I think, as Tessa has suggested, we party well. We pursue the good with joy. We dance. The more people in a dance, the merrier. We learn to cook good food, and then eat it with gusto. If we can grow and raise the ingredient ourselves, even better. We learn an instrument to play the old songs and write new ones. We put on costumes and pick up some props to dramatize a poem or perform a play. We get our hands in the soil, start a compost pile, raise some chickens. We knock on our neighbors’ doors and learn to know them well so we can watch their cats when they go on vacation. We make every effort to humanize our corporate workplaces and resist the Machine-like desire for hyperefficient automatons. We make more beautiful crafts and more convivial tools. We celebrate the lives of saints with cakes and cordials and dainties. We fast to get hold of ourselves, and then give ourselves to God in prayer and worship.
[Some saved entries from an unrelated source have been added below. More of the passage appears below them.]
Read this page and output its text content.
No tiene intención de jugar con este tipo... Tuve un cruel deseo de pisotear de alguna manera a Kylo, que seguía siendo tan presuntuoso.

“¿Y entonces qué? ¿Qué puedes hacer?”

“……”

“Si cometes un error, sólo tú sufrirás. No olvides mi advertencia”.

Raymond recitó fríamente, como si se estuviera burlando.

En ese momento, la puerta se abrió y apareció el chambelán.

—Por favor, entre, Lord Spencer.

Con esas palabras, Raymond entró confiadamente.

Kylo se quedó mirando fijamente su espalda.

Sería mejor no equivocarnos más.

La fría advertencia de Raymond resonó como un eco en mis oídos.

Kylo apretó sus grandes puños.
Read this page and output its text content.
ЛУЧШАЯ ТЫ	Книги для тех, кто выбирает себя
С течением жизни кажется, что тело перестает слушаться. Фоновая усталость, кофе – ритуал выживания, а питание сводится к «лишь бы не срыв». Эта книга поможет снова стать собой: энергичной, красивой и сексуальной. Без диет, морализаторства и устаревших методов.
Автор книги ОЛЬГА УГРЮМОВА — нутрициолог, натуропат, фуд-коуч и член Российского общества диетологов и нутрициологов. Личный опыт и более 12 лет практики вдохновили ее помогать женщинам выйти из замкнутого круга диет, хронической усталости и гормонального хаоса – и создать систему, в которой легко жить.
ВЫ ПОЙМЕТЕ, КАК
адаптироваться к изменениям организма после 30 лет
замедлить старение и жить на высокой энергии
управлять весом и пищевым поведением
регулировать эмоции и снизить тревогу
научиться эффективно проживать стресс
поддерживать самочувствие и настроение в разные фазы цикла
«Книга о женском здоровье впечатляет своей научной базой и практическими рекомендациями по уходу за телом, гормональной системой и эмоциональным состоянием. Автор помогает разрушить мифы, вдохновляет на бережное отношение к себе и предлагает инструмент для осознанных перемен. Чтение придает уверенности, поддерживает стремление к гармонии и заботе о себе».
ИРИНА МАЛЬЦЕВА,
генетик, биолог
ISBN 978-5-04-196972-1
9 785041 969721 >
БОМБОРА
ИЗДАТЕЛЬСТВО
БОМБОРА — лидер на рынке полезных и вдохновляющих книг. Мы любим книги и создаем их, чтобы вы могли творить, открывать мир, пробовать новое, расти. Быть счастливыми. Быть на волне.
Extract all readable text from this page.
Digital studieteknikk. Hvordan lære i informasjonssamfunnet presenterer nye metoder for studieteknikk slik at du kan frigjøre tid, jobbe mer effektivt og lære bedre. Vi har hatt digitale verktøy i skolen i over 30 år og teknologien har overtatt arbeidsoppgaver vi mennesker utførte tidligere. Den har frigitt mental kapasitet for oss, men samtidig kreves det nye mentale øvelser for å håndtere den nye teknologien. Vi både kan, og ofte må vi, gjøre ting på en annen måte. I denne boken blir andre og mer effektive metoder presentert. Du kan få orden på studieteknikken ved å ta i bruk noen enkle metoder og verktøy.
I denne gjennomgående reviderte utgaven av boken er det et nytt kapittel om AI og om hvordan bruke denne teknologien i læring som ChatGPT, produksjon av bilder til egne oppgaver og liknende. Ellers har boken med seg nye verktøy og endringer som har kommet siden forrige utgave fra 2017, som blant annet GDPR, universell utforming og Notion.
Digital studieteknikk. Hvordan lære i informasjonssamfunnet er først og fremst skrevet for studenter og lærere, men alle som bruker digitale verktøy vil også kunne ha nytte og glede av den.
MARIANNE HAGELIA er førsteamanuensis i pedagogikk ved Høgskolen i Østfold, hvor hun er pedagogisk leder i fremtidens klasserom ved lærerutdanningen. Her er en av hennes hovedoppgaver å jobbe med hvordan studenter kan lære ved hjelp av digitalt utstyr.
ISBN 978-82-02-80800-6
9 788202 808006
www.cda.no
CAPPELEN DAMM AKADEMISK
We make much of holidays and holy days and traditions.
These are not the final solution. Of course not. We cannot dance or sing or craft our way into a solution to our political divisions and economic woes.
Or…maybe they are the final solution? Because what are our political and economic difficulties if not the difficulties, vices, feuds, disagreements, anger, malice, and disasters between neighbors writ large?
In either case, these are the types of practices that further nurture the kind of virtue-oriented imagination which can make friends out of enemies, family out of strangers, and humans out of people.
My time in Madison gave me friends I’ll have for a lifetime, too many to list here, and taught me that in the American Midwest, cheese curds drop golden-friend from heavy laden branches onto banks of rushing ranch rivers, and that beer is always close at hand. Few things are more humanizing than a steady diet of organic, locally sourced cheese curds and beer shared among friends. But the things that are? I learned about them at the Front Porch Republic Conference.
Wendell Berry, It All Turns on Affection: The Jefferson Lecture and Other Essays
Thank you for your takeways. It sounds very encouraging!
"Rightly ordered souls rightly order cultures." The saints give us beautiful examples of how to try to rightly order our souls. I love that there are so many ways of doing this, whether it's the Little Way of St. Therese, or the bold spirit of St. Teresa of Avila or the intellectual fervor of St. Thomas Aquinas. God gives us all gifts to return Love back to him and to love our families and neighbors in concrete ways.
Happy All Saints Day to all aspiring saints! God bless!
Oh man, I reeeeeeally want to go to this, and your reflections make me want to go to the next one even more!